The "beat" that Gluzberg patrols as a New York City park ranger -- in a uniform complete with a peaked Smokey Bear hat -- is Inwood Hill Park on the northern tip of Manhattan, home to the island's last remaining swath of old-growth forest. The age of the living trees can only be guessed, but a 160-foot-tall tulip tree that died in 1938 was found to be 280 years old. With its steep slopes overlooking the Hudson River, the 196-acre park also is the site of an experimental program reintroducing bald eagles to New York City.
And all this is just a 10-minute walk from a crowded multiethnic neighborhood of brownstone apartment buildings, shops and restaurants.
Gluzberg, a newly minted Columbia University graduate from Brooklyn with a degree in environmental biology, is one of 60 young rangers hired for the summer to patrol the city's 28,000 acres of green space.
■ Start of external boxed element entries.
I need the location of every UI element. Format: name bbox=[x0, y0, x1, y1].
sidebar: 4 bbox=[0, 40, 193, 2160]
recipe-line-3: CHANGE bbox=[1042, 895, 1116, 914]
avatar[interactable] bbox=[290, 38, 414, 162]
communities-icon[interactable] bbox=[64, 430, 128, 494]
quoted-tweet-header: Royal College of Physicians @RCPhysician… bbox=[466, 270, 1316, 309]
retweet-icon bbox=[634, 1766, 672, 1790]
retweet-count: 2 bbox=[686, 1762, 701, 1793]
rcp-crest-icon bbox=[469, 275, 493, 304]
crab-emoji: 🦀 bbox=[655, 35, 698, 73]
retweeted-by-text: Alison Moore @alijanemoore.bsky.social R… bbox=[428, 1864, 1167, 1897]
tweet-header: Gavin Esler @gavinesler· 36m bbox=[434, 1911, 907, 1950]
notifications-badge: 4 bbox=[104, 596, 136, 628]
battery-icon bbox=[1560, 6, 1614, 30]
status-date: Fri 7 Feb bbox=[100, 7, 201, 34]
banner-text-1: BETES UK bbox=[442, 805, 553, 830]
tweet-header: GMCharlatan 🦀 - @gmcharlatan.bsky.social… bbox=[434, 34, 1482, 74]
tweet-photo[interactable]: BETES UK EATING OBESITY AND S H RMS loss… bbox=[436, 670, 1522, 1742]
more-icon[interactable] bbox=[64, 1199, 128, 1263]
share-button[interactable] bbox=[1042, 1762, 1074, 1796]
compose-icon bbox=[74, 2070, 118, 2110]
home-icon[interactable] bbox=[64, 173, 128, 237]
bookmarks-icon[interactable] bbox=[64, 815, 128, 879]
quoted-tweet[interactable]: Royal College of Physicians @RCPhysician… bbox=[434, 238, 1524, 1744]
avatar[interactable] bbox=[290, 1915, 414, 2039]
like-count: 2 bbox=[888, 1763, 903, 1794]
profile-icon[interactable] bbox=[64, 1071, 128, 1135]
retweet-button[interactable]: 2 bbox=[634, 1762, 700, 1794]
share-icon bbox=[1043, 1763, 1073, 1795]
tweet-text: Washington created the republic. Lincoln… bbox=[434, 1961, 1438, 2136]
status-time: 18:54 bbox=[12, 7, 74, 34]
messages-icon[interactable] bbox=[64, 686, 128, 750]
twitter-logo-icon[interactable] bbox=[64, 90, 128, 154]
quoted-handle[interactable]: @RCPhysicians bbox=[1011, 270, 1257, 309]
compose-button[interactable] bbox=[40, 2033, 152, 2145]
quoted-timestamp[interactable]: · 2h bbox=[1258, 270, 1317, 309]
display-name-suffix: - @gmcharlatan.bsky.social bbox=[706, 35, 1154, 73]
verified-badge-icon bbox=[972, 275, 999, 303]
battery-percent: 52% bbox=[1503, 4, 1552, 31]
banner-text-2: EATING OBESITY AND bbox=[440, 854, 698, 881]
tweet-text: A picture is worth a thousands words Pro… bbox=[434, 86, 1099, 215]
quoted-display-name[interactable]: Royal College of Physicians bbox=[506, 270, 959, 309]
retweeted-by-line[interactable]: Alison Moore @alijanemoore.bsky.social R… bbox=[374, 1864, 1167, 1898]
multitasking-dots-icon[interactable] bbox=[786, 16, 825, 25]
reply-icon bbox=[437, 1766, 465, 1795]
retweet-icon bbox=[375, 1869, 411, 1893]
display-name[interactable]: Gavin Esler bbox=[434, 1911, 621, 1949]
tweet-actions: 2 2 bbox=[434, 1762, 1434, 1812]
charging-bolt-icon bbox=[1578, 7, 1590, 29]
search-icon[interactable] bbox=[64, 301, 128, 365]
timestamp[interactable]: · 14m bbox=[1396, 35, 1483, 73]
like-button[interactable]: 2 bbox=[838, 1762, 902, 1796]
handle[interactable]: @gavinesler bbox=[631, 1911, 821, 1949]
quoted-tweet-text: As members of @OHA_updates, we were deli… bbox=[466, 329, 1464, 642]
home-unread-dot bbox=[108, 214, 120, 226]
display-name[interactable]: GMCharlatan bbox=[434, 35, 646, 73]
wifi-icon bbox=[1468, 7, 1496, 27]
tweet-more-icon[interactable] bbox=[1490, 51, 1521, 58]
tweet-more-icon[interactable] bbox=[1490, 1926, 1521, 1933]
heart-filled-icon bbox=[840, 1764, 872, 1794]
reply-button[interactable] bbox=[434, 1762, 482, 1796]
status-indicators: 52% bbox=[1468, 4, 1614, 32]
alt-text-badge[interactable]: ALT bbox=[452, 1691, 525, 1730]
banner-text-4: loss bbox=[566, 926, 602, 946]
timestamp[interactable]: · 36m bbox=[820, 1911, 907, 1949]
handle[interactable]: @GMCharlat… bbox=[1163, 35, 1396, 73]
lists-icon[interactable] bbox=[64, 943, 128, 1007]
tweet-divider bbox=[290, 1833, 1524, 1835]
They work with a year-round staff of rangers that fluctuates with the city budget and now numbers about 20.
Average work force
Local living costs are so high that the summer employees tend to be New Yorkers who live with their parents, said Matt Simmons, deputy director of the ranger program and a Queens native whose first exposure to natural science was as "a tag-along little brother in my older brother's Ranger Rick club."
For Gluzberg and the handful of other young rangers assigned to Inwood Hill Park, the job mainly involves interacting with neighborhood residents who use the picnic areas and ball fields at the park's entrance but may be unfamiliar with the park's wilder side.
On a recent day, she and ranger Louis Armistead enticed about a dozen children and adults to join them on a nature walk, showing them how to identify trees by their leaves and bark and sharing American Indian lore about the medicinal properties of certain plants.
They stopped by a stand of London plane trees, known by their mottled, peeling bark. A hybrid of the sycamore and the Asian plane tree, it is remarkably resistant to urban air pollution, Gluzberg said. The late Robert Moses, New York's legendary city-planning czar, fell in love with the tree on a trip to London and began introducing it to New York parks in the 1930s. Its leaf is now the Parks & amp; Recreation department logo, Gluzberg said, showing the children her uniform's shoulder patch.
A few steps farther on, Gluzberg grabbed a leaf from a bushy ailanthus tree, crushed it between her fingers and handed it to Adriana and Angelina Linsalato, 6-year-old twins, inviting them to smell it. The girls crinkled their noses.
"It's also called the stink tree," Gluzberg explained.
Warning the kids to keep their distance, Armistead pointed out a luxuriant, green-leafed vine twining its way high up the trunk of a tree: poison ivy. He noted the stems of a nearby plant -- the jewel weed, or "touch-me-not" -- provide a milky juice that can offer relief from the effects of the poison ivy toxin. The poison and its antidote were growing side by side.
"If you're lucky, like me, you're immune to poison ivy," Gluzberg said, "but it's better not to find out."
At the edge of the forest, a smooth boulder marks the spot where, according to legend, Dutch West India Company agent Peter Minuit struck one of history's most one-sided real estate deals, buying Manhattan from the Lenape tribe for the equivalent of $24 worth of beads, tools, kettles and cloth.